The other major problem with the movement is that both ends of the political spectrum had PAC's attempting to capitalize off of the occupy protests. The liberal side turned it into an issue of student loan debt and tried to galvanize 99% sympathizers to sign a bunch of petitions to erase that debt to stimulate the economy. Don't get me wrong, I signed the petitions, but that particular movement has already failed twice since I started my first undergraduate in 2002. The conservative side, meanwhile, used the occupy protests as an excuse to categorize college students as a lazy group of economy-drainers who wanted a free pass out of personal responsibility. Personally, both extremes have both a point and glaring flaw in their thoughts.
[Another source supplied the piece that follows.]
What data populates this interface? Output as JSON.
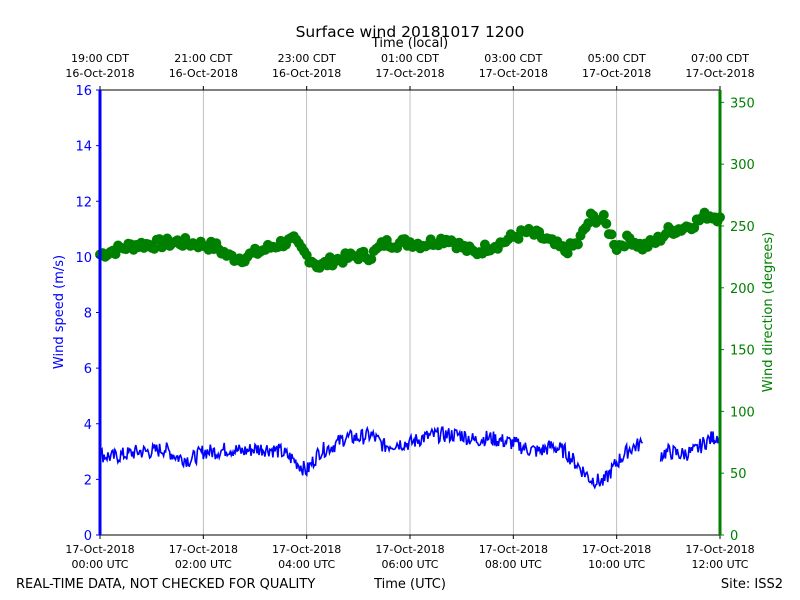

What truly scares me moving forward from the occupy protests are the excessive uses of force that were allowed (e.g. pepper-spraying college students legally sitting in their own university quad at California Berkeley), and the increase in rabid anti-intellectual rhetoric that has dominated the Republican primaries thus far. The only person in that race to have spoken more than three words of sense in a row so far is John Huntsman, who, unfortunately has been tracking very poorly.

Not that I have any intention of voting for anyone but our current president, but as a person raised to believe in America as a concept, I had hoped for a real set of debates that required me to engage my brain. That said, in an increasing anti-thought world, the very notion of asking someone to make me think might be too much to ask of them.